An IT leasing agent recently told me that business has actually picked up in the past few months, as a result of the credit crunch. Those leasing firms that still have access to capital are finding buyers more willing to consider financing, where they might have done purchase deals in the past.
Now, major IT vendors are getting in on the act as well. Vendors that have access to capital are offering financing on attractive terms in order to get prospects to close deals.
An article this morning on CFO.com
mentions Dell's latest offer:
Dell last week offered its zero-percent deal for "qualified large businesses" that lease Dell and EqualLogic hardware for 12 to 48 months.

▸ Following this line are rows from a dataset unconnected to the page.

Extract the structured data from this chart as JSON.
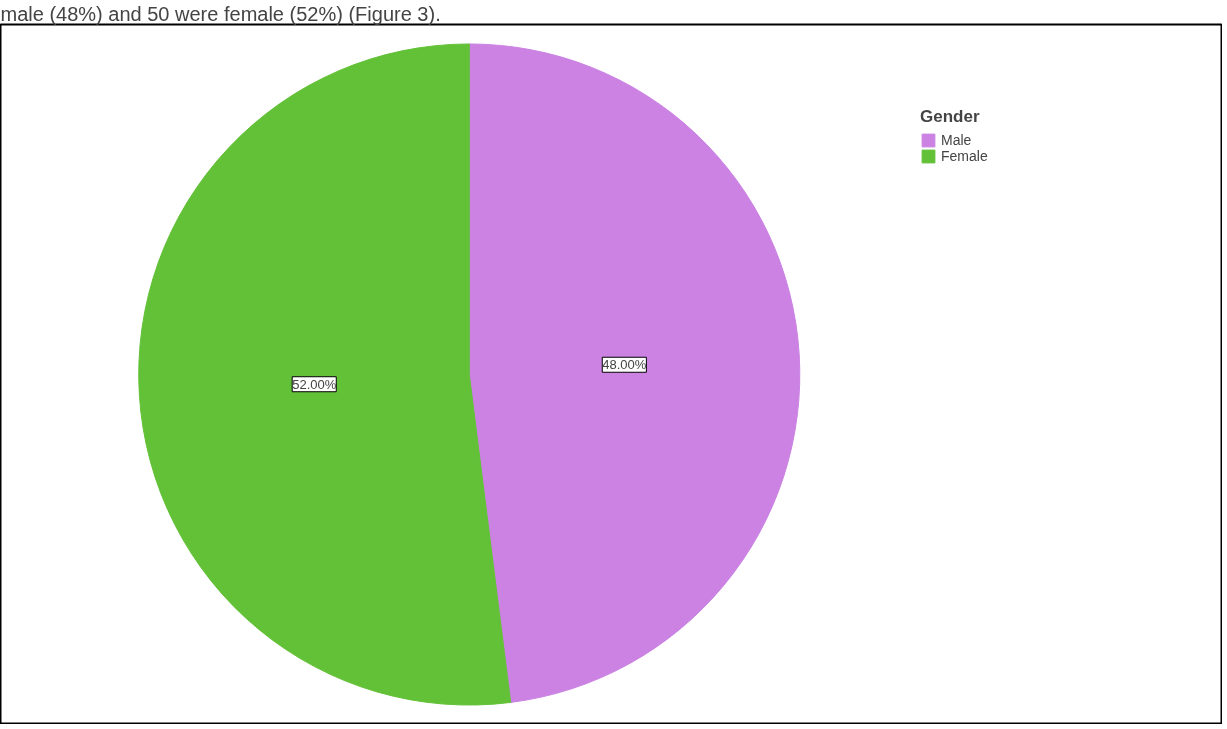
{
  "chart_data": {
    "type": "pie",
    "legend_title": "Gender",
    "categories": [
      "Male",
      "Female"
    ],
    "values": [
      48,
      52
    ],
    "colors": [
      "#cb82e3",
      "#62c137"
    ],
    "value_labels": [
      "48.00%",
      "52.00%"
    ],
    "legend": "top right",
    "annotations": [
      "male (48%) and 50 were female (52%) (Figure 3)."
    ]
  }
}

The company is also allowing "best credit" large businesses defer their payments for three years if they buy at least $40,000 worth of hardware by January 23, 2009.
Microsoft is taking a similar approach in pushing its Dynamics line of ERP systems:
Microsoft, for example, is promoting the zero-percent rate for new customers of its Dynamics ERP and CRM systems whose purchases total between $20,000 and $1 million. The deal must be made before March 20, 2009. Brian Madison, Microsoft Financing's general manager, says he can't yet specify numbers on how many clients have been granted the low rate since the offer was made in mid-November. He told CFO.com the "lending approval rates have been in line with, or better than, industry norms."
The article also mentions SAP as a vendor making aggressive financing offers.
Financing options for enterprise systems deals--whether financed by the vendor, or by a third-party--are often a good approach for organizations to conserve cash and improve the timing of costs and benefits. The aggressive terms currently being offered by certain vendors only makes this option more attractive. If you are about to negotiate a new deal, be sure to ask about financing options.